Mais ce technicien a aussi pris le temps de compiler des informations sur les volumes d’entraînement de filles d’autres nations. Avec ce verdict qui claque : « La comparaison avec les charges d’entraînement des Américaines, Britanniques, Polonaises, montre qu’elles sont inférieures en termes de séquences, de temps de soutien, de volume. »
Avec triple menu hebdomadaire, les triathlètes sont moins parcimonieuses que les athlètes et les résultats suivent. Egalement parce que les trois sports présentent des similitudes physiologiques, que Pascal Machat résume d’une formule simple : « L’athlétisme, en fait, c’est un moteur à entretenir. » Et natation, vélo et course à pied ont le même fonctionnement énergétique, pour augmenter le niveau en aérobie.
Et Pascal Machat de conclure : « Ces exemples nous obligent à nous poser des questions, sur les bienfaits des sports portés. »
Le travail d’aérobie en vélo et natation
L’analyse de Laurence Vivier, ancienne athlète de haut niveau, et référente demi-fond jeunes à la FFA, n’est guère différente, et elle aussi insiste sur l’apport en aérobie de la quantité d’entraînement effectué par les triathlètes : « Ces filles ont souvent débuté depuis minimes. La natation et le vélo ont augmenté leur capacités ventilatoires et cardiaques. »
Laurence Vivier a bien perçu également la dimension mentale qu’apporte une préparation à trois temps, et surtout le vélo : « On est souvent dans le dur. Dans les côtes, on doit s’accrocher. Cela apprend à ne pas lâcher dans la difficulté. »
La démonstration avait déjà été brillante lors du Championnat d’Europe de l’hiver dernier, où Cassandre Beaugrand avait terminé 7ème, Célia Brémond, 17ème et Lucie Picard, 22ème, après une course menée là aussi sur un terrain difficile.
Sur un plan technique, Laurence retient surtout de l’entraînement croisé que le travail aérobie s’effectue en vélo ou natation, et le travail de qualité en course à pied.
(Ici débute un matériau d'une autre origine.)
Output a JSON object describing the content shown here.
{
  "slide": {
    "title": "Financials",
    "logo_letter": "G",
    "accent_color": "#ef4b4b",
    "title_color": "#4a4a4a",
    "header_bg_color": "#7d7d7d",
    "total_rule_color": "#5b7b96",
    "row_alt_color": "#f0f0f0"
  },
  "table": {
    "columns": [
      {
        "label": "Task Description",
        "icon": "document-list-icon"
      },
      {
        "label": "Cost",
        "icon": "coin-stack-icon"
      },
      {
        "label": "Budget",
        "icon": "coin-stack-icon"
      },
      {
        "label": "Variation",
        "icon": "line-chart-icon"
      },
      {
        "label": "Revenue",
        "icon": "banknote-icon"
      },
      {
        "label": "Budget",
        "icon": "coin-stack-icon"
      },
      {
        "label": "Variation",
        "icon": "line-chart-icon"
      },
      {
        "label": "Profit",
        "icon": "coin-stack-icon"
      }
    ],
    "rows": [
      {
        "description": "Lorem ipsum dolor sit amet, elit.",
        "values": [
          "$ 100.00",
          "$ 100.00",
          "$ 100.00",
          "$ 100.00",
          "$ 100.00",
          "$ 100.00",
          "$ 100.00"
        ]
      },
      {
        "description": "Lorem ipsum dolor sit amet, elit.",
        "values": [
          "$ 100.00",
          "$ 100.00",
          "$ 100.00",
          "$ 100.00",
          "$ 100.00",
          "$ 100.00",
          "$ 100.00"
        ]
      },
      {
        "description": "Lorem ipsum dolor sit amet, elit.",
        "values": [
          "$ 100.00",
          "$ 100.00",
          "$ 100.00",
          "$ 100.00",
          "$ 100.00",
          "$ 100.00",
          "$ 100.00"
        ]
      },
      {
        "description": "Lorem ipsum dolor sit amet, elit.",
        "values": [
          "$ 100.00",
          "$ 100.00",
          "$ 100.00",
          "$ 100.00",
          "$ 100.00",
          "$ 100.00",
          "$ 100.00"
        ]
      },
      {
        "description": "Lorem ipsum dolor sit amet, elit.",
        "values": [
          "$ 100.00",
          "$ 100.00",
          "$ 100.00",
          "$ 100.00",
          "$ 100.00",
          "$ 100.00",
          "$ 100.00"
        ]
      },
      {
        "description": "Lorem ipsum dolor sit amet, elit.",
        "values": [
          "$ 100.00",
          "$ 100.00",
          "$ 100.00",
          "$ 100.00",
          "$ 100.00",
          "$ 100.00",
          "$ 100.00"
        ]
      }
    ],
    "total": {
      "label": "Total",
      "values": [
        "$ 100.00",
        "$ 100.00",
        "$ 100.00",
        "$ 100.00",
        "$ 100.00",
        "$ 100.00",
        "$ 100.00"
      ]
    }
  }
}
D’où un avantage énorme, celui de diminuer les impacts. Or cette experte es jeunes a appris à travers les années qu’une fragilité osseuse avec fractures de fatigue survient souvent suite aux chocs enregistrés sur des athlètes qui ont perdu poids et masse grasse.
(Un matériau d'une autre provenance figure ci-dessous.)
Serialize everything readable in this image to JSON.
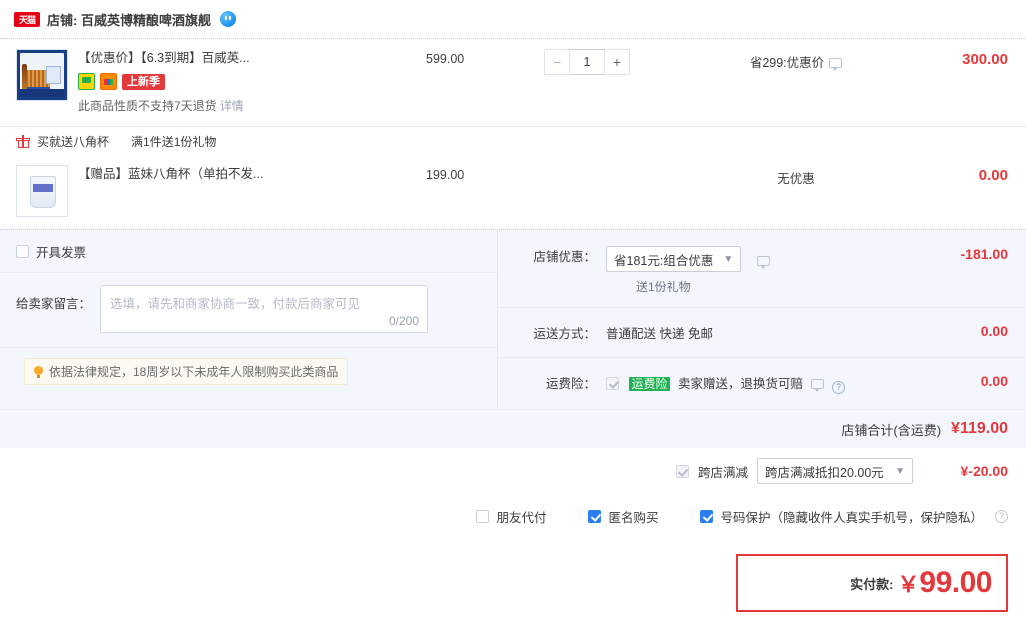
{
  "shop": {
    "badge": "天猫",
    "label": "店铺: 百威英博精酿啤酒旗舰",
    "chat_icon": "wangwang-icon"
  },
  "items": [
    {
      "title": "【优惠价】【6.3到期】百威英...",
      "tag": "上新季",
      "return_note": "此商品性质不支持7天退货",
      "return_link": "详情",
      "price": "599.00",
      "qty": "1",
      "minus": "−",
      "plus": "+",
      "promo": "省299:优惠价",
      "subtotal": "300.00"
    }
  ],
  "gift": {
    "bar_title": "买就送八角杯",
    "bar_rule": "满1件送1份礼物",
    "title": "【赠品】蓝妹八角杯（单拍不发...",
    "price": "199.00",
    "promo": "无优惠",
    "subtotal": "0.00"
  },
  "invoice": {
    "label": "开具发票",
    "checked": false
  },
  "message": {
    "label": "给卖家留言：",
    "placeholder": "选填，请先和商家协商一致，付款后商家可见",
    "value": "",
    "counter": "0/200"
  },
  "notice": {
    "text": "依据法律规定，18周岁以下未成年人限制购买此类商品"
  },
  "shop_discount": {
    "label": "店铺优惠：",
    "selected": "省181元:组合优惠",
    "sub_note": "送1份礼物",
    "amount": "-181.00"
  },
  "shipping": {
    "label": "运送方式：",
    "value": "普通配送 快递 免邮",
    "amount": "0.00"
  },
  "insurance": {
    "label": "运费险：",
    "badge": "运费险",
    "text": "卖家赠送，退换货可赔",
    "amount": "0.00",
    "checked": true
  },
  "shop_total": {
    "label": "店铺合计(含运费)",
    "amount": "¥119.00"
  },
  "cross_store": {
    "label": "跨店满减",
    "selected": "跨店满减抵扣20.00元",
    "amount": "¥-20.00",
    "checked": true
  },
  "bottom_options": [
    {
      "label": "朋友代付",
      "checked": false
    },
    {
      "label": "匿名购买",
      "checked": true
    },
    {
      "label": "号码保护（隐藏收件人真实手机号，保护隐私）",
      "checked": true
    }
  ],
  "pay": {
    "label": "实付款:",
    "currency": "￥",
    "amount": "99.00"
  },
  "colors": {
    "accent_red": "#e4393c",
    "panel_bg": "#f3f6fd",
    "checkbox_blue": "#2a7ff3",
    "insurance_green": "#20b253"
  }
}
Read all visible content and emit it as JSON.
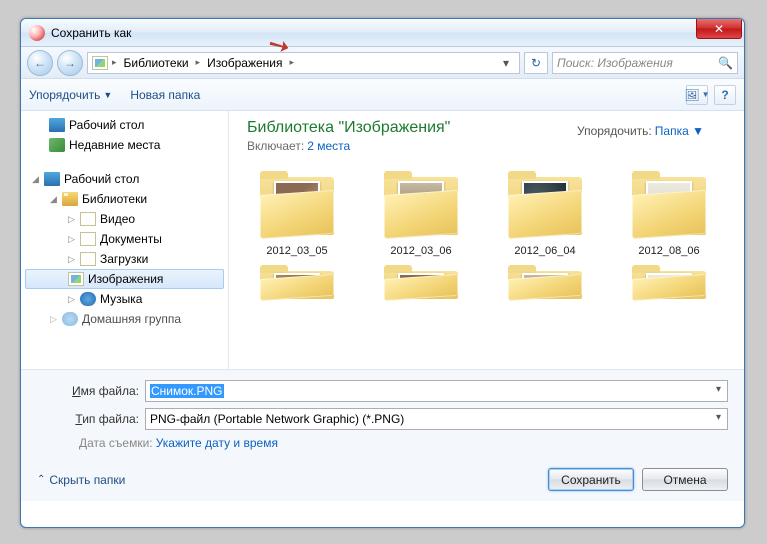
{
  "window": {
    "title": "Сохранить как"
  },
  "nav": {
    "segments": [
      "Библиотеки",
      "Изображения"
    ],
    "search_placeholder": "Поиск: Изображения"
  },
  "toolbar": {
    "organize": "Упорядочить",
    "new_folder": "Новая папка"
  },
  "sidebar": {
    "favorites": [
      {
        "label": "Рабочий стол",
        "icon": "desktop"
      },
      {
        "label": "Недавние места",
        "icon": "recent"
      }
    ],
    "desktop_root": "Рабочий стол",
    "libraries": "Библиотеки",
    "lib_items": [
      {
        "label": "Видео",
        "icon": "vid"
      },
      {
        "label": "Документы",
        "icon": "doc"
      },
      {
        "label": "Загрузки",
        "icon": "dl"
      },
      {
        "label": "Изображения",
        "icon": "pic",
        "selected": true
      },
      {
        "label": "Музыка",
        "icon": "mus"
      }
    ],
    "homegroup": "Домашняя группа"
  },
  "content": {
    "title": "Библиотека \"Изображения\"",
    "includes_label": "Включает:",
    "includes_link": "2 места",
    "arrange_label": "Упорядочить:",
    "arrange_value": "Папка",
    "folders": [
      "2012_03_05",
      "2012_03_06",
      "2012_06_04",
      "2012_08_06"
    ]
  },
  "fields": {
    "filename_label_pre": "",
    "filename_hot": "И",
    "filename_label_post": "мя файла:",
    "filetype_label_pre": "",
    "filetype_hot": "Т",
    "filetype_label_post": "ип файла:",
    "filename_value": "Снимок.PNG",
    "filetype_value": "PNG-файл (Portable Network Graphic) (*.PNG)",
    "meta_label": "Дата съемки:",
    "meta_link": "Укажите дату и время"
  },
  "footer": {
    "hide_folders": "Скрыть папки",
    "save": "Сохранить",
    "cancel": "Отмена"
  }
}
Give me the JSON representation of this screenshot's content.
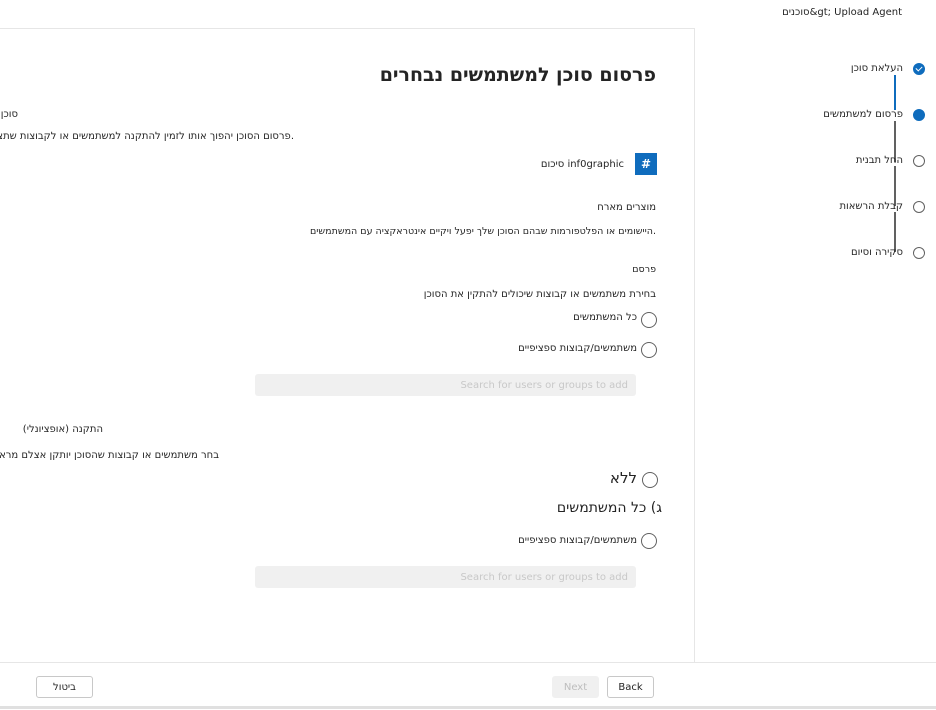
{
  "topbar": {
    "breadcrumb": "סוכנים&gt; Upload Agent"
  },
  "stepper": {
    "steps": [
      {
        "label": "העלאת סוכן",
        "state": "done"
      },
      {
        "label": "פרסום למשתמשים",
        "state": "active"
      },
      {
        "label": "החל תבנית",
        "state": "pending"
      },
      {
        "label": "קבלת הרשאות",
        "state": "pending"
      },
      {
        "label": "סקירה וסיום",
        "state": "pending"
      }
    ]
  },
  "main": {
    "title": "פרסום סוכן למשתמשים נבחרים",
    "agent_label": "סוכן",
    "agent_desc": "פרסום הסוכן יהפוך אותו לזמין להתקנה למשתמשים או לקבוצות שתציין.",
    "agent_summary": "סיכום inf0graphic",
    "hash_icon": "#",
    "products_label": "מוצרים מארח",
    "products_desc": "היישומים או הפלטפורמות שבהם הסוכן שלך יפעל ויקיים אינטראקציה עם המשתמשים.",
    "publish_label": "פרסם",
    "publish_desc": "בחירת משתמשים או קבוצות שיכולים להתקין את הסוכן",
    "publish_opt_all": "כל המשתמשים",
    "publish_opt_specific": "משתמשים/קבוצות ספציפיים",
    "search_placeholder": "Search for users or groups to add",
    "install_label": "(התקנה (אופציונלי",
    "install_desc": "בחר משתמשים או קבוצות שהסוכן יותקן אצלם מראש",
    "install_opt_none": "ללא",
    "install_opt_all": "ג) כל המשתמשים",
    "install_opt_specific": "משתמשים/קבוצות ספציפיים",
    "search_placeholder2": "Search for users or groups to add"
  },
  "footer": {
    "back": "Back",
    "next": "Next",
    "cancel": "ביטול"
  },
  "colors": {
    "accent": "#0f6cbd"
  }
}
Elle pointe aussi du doigt l’intéressant gain musculaire qu’apporte le vélo, pour une puissance plus forte et une solidité accrue des membres inférieurs. Ainsi que l’avantage de la variété qu’apporte le mélange des sports : « Cela permet de garder la motivation. »
A les côtoyer en stages ou compétitions, Laurence a aussi appris à détecter les qualités exceptionnelles qu’exige la mixité triathlon-athlétisme : « Ce sont des filles très organisées, très rigoureuses. Surtout qu’elles sont souvent brillantes. Elles savent ce qu’elles veulent. »
Attention aux excès !
Du coup, elle a également identifié les aspects plus sensibles d’une telle pratique. Elle s’interroge par exemple sur les marges de progression pour des juniors déjà engagées sur de gros volumes, mais cette mère de trois enfants se questionne surtout les exigences requises pour de tels résultats : « Attention aux excès ! A 14-15 ans, elles sont déjà immergées à fond dans le sport. Ce sont des choix lourds sur la durée. Mener sport et études en parallèle, ce n’est pas facile. Tant que c’est enrichi par des sélections, ça va. Cela peut être plus compliqué à la transition espoir/senior. »
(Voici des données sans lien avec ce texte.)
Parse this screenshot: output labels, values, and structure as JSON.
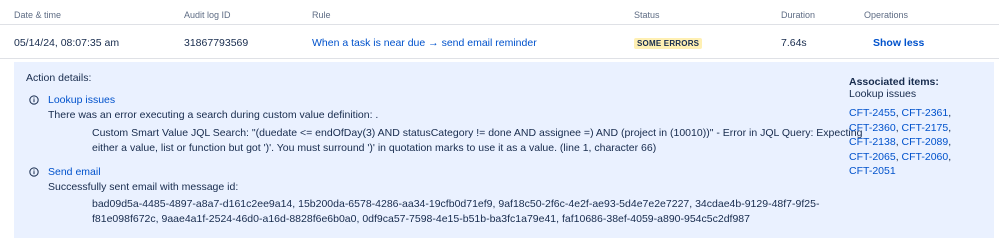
{
  "table": {
    "headers": {
      "date": "Date & time",
      "audit_id": "Audit log ID",
      "rule": "Rule",
      "status": "Status",
      "duration": "Duration",
      "operations": "Operations"
    },
    "row": {
      "date": "05/14/24, 08:07:35 am",
      "audit_id": "31867793569",
      "rule": "When a task is near due → send email reminder",
      "status": "SOME ERRORS",
      "duration": "7.64s",
      "operation": "Show less"
    }
  },
  "details": {
    "title": "Action details:",
    "lookup": {
      "title": "Lookup issues",
      "message": "There was an error executing a search during custom value definition: .",
      "detail_line1": "Custom Smart Value JQL Search: \"(duedate <= endOfDay(3) AND statusCategory != done AND assignee =) AND (project in (10010))\" - Error in JQL Query: Expecting",
      "detail_line2": "either a value, list or function but got ')'. You must surround ')' in quotation marks to use it as a value. (line 1, character 66)"
    },
    "email": {
      "title": "Send email",
      "message": "Successfully sent email with message id:",
      "ids_line1": "bad09d5a-4485-4897-a8a7-d161c2ee9a14, 15b200da-6578-4286-aa34-19cfb0d71ef9, 9af18c50-2f6c-4e2f-ae93-5d4e7e2e7227, 34cdae4b-9129-48f7-9f25-",
      "ids_line2": "f81e098f672c, 9aae4a1f-2524-46d0-a16d-8828f6e6b0a0, 0df9ca57-7598-4e15-b51b-ba3fc1a79e41, faf10686-38ef-4059-a890-954c5c2df987"
    },
    "associated": {
      "title": "Associated items:",
      "subtitle": "Lookup issues",
      "lines": [
        [
          "CFT-2455",
          "CFT-2361"
        ],
        [
          "CFT-2360",
          "CFT-2175"
        ],
        [
          "CFT-2138",
          "CFT-2089"
        ],
        [
          "CFT-2065",
          "CFT-2060"
        ],
        [
          "CFT-2051"
        ]
      ]
    }
  },
  "colors": {
    "link": "#0052cc",
    "panel_bg": "#eaf1ff",
    "badge_bg": "#fff0b3",
    "text": "#172b4d",
    "muted": "#5e6c84"
  },
  "icons": {
    "info": "info-icon"
  }
}
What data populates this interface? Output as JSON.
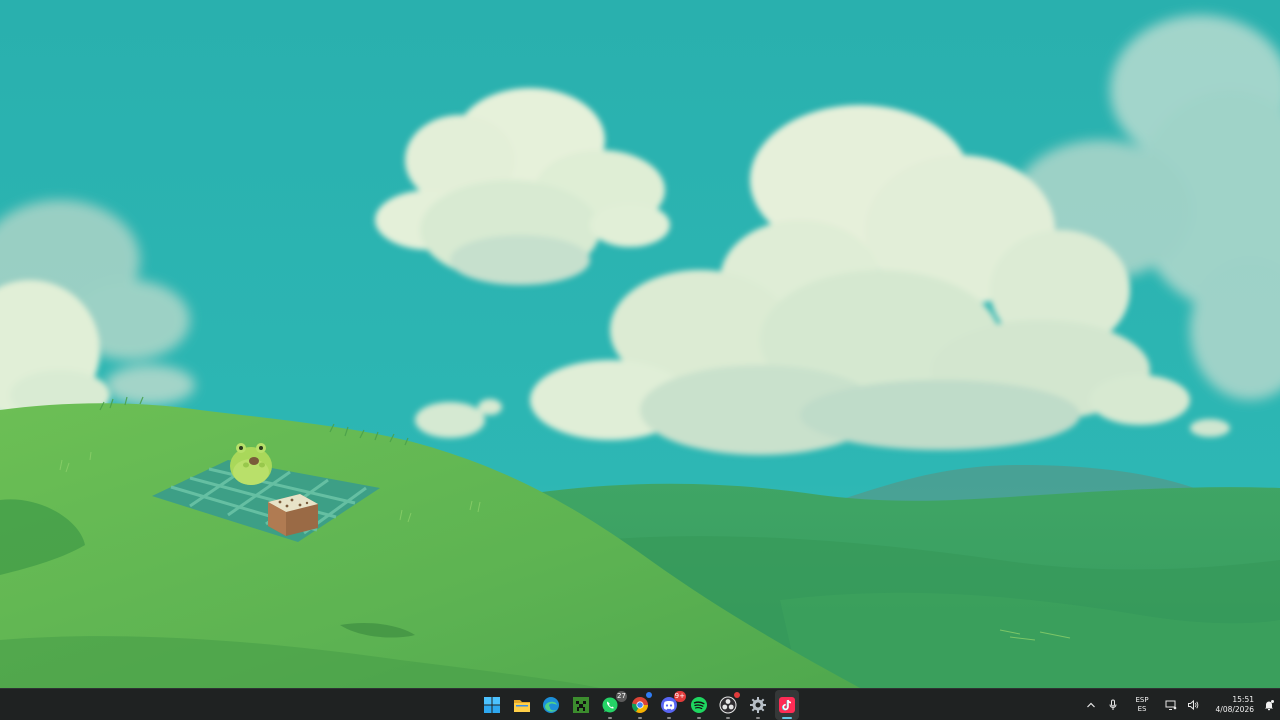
{
  "wallpaper": {
    "description_colors": {
      "sky": "#2bb2b0",
      "cloud": "#e4f1d6",
      "grass_front": "#59b34f",
      "grass_back": "#3fa36b"
    }
  },
  "taskbar": {
    "background": "#1f2222",
    "apps": [
      {
        "name": "start-button",
        "icon": "windows-logo-icon",
        "pinned": true
      },
      {
        "name": "file-explorer-button",
        "icon": "folder-icon",
        "pinned": true
      },
      {
        "name": "edge-button",
        "icon": "edge-icon",
        "pinned": true
      },
      {
        "name": "minecraft-button",
        "icon": "minecraft-icon",
        "pinned": true
      },
      {
        "name": "whatsapp-button",
        "icon": "whatsapp-icon",
        "badge": "27",
        "open": true
      },
      {
        "name": "chrome-button",
        "icon": "chrome-icon",
        "badge_dot": true,
        "open": true
      },
      {
        "name": "discord-button",
        "icon": "discord-icon",
        "badge": "9+",
        "open": true
      },
      {
        "name": "spotify-button",
        "icon": "spotify-icon",
        "open": true
      },
      {
        "name": "obs-button",
        "icon": "obs-icon",
        "badge_dot": true,
        "open": true
      },
      {
        "name": "settings-button",
        "icon": "gear-icon",
        "open": true
      },
      {
        "name": "tiktok-button",
        "icon": "tiktok-icon",
        "active": true
      }
    ],
    "whatsapp_badge": "27",
    "discord_badge": "9+"
  },
  "tray": {
    "language_top": "ESP",
    "language_bottom": "ES",
    "time": "15:51",
    "date": "4/08/2026"
  }
}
Laurence a vu évoluer Cassandre Beaugrand depuis la catégorie cadettes, pour l’avoir accompagnée aux FOJE, les Jeux Olympiques Européens à Utrecht, où elle avait terminé 2ème sur 1500 mètres, quasiment pour ses débuts sur cette distance. Elle l’a également accueillie en stage régional ou encore lors du Championnat d’Europe de décembre 2014.
Elle a pu observer le grand potentiel de la toute jeune athlète : « Elle fait une séance, ça a de la gueule ! » Cassandre est entraînée par son père, connaisseur de l’athlétisme pour avoir déjà supervisé dans le passé l’entraînement en jeunes catégories de Nordine Smaïl. Il rend compte régulièrement à Laurence de la préparation suivie par sa fille, et elle souligne une chose importante : « Elle ne fait pas beaucoup de séances en athlétisme, c’est toujours du travail de qualité. »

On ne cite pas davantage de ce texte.